A: Mereka dapat dicampur dan dicocokkan asalkan spesifikasi dan dimensinya sama persis. Namun untuk memastikan kompatibilitas yang optimal, tetap disarankan untuk mengutamakan penggunaan produk dari merek yang sama. Q4: Apakah lapisan karet bagian dalam selang perlu dilepas selama proses pengeritingan?
J: Tidak, tidak. Lapisan karet bagian dalam sangat penting untuk kinerja penyegelan selang; melepasnya akan mengakibatkan kegagalan segel. Q5: Berapa masa garansi untuk selang berkerut di lapangan?
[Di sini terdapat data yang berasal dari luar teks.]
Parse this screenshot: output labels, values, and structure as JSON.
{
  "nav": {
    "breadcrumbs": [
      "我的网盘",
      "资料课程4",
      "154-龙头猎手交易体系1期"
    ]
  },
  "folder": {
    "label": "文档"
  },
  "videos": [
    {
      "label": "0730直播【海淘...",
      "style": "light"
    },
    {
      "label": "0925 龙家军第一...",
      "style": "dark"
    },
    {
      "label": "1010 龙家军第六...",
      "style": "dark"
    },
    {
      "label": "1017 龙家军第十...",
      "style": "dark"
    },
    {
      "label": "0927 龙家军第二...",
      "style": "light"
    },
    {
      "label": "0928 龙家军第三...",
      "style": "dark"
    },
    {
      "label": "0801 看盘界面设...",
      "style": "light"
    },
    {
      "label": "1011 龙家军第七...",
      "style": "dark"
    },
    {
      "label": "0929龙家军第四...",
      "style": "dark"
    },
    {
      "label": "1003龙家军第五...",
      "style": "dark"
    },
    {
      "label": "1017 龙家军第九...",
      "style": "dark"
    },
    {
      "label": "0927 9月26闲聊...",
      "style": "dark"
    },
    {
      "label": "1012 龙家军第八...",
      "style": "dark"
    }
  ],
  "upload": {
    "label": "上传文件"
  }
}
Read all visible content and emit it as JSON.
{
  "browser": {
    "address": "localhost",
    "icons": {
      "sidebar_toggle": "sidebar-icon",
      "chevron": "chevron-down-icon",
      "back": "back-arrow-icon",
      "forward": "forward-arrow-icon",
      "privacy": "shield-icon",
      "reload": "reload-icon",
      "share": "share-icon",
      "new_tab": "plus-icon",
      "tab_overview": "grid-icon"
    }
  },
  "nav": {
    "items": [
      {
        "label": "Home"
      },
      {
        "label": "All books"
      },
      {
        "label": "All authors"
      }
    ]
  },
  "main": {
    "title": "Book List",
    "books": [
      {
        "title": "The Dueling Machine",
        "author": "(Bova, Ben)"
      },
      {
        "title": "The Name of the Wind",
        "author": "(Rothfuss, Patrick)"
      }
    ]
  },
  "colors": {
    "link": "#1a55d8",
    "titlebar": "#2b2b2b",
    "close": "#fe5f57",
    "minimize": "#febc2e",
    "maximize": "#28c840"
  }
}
J: Dengan asumsi praktik operasional yang benar diikuti, masa garansi standar biasanya adalah 3 bulan atau 1.000 jam pengoperasian, mana saja yang lebih dulu.

VIII. Kesimpulan

Meskipun pengeritingan selang hidrolik excavator di lokasi mungkin tampak sederhana, hal ini sebenarnya memerlukan keahlian profesional tingkat tinggi dari teknisi; memang, kunci keberhasilan dalam tugas ini terletak pada pengendalian yang cermat terhadap setiap detail. Mulai dari pengukuran dimensi yang tepat dan pengupasan selang hingga penyesuaian parameter crimping yang akurat, setiap langkah harus dilakukan sesuai dengan standar dan spesifikasi yang ditetapkan. Penguasaan menyeluruh terhadap pedoman operasional standar ini tidak hanya memungkinkan tim pemeliharaan dengan cepat mengatasi malfungsi selang—sehingga meminimalkan kerugian mahal yang terkait dengan waktu henti peralatan—tetapi juga secara efektif mencegah kebocoran sekunder dan berbagai insiden terkait keselamatan. Sangat disarankan agar tim pemeliharaan di semua lokasi konstruksi dilengkapi dengan peralatan crimping selang portabel, serta seperangkat alat khusus dan bahan habis pakai yang lengkap, dan personel pemeliharaan menjalani pelatihan profesional dan penilaian keterampilan secara berkala. Harap diingat: satu operasi crimping yang terstandarisasi dan dilaksanakan dengan benar bernilai lebih dari sepuluh perbaikan darurat dan tergesa-gesa. Hanya dengan secara konsisten memprioritaskan perhatian terhadap detail dan secara ketat mematuhi semua standar operasional, kita dapat benar-benar menjaga keselamatan dan pengoperasian sistem hidrolik excavator yang stabil.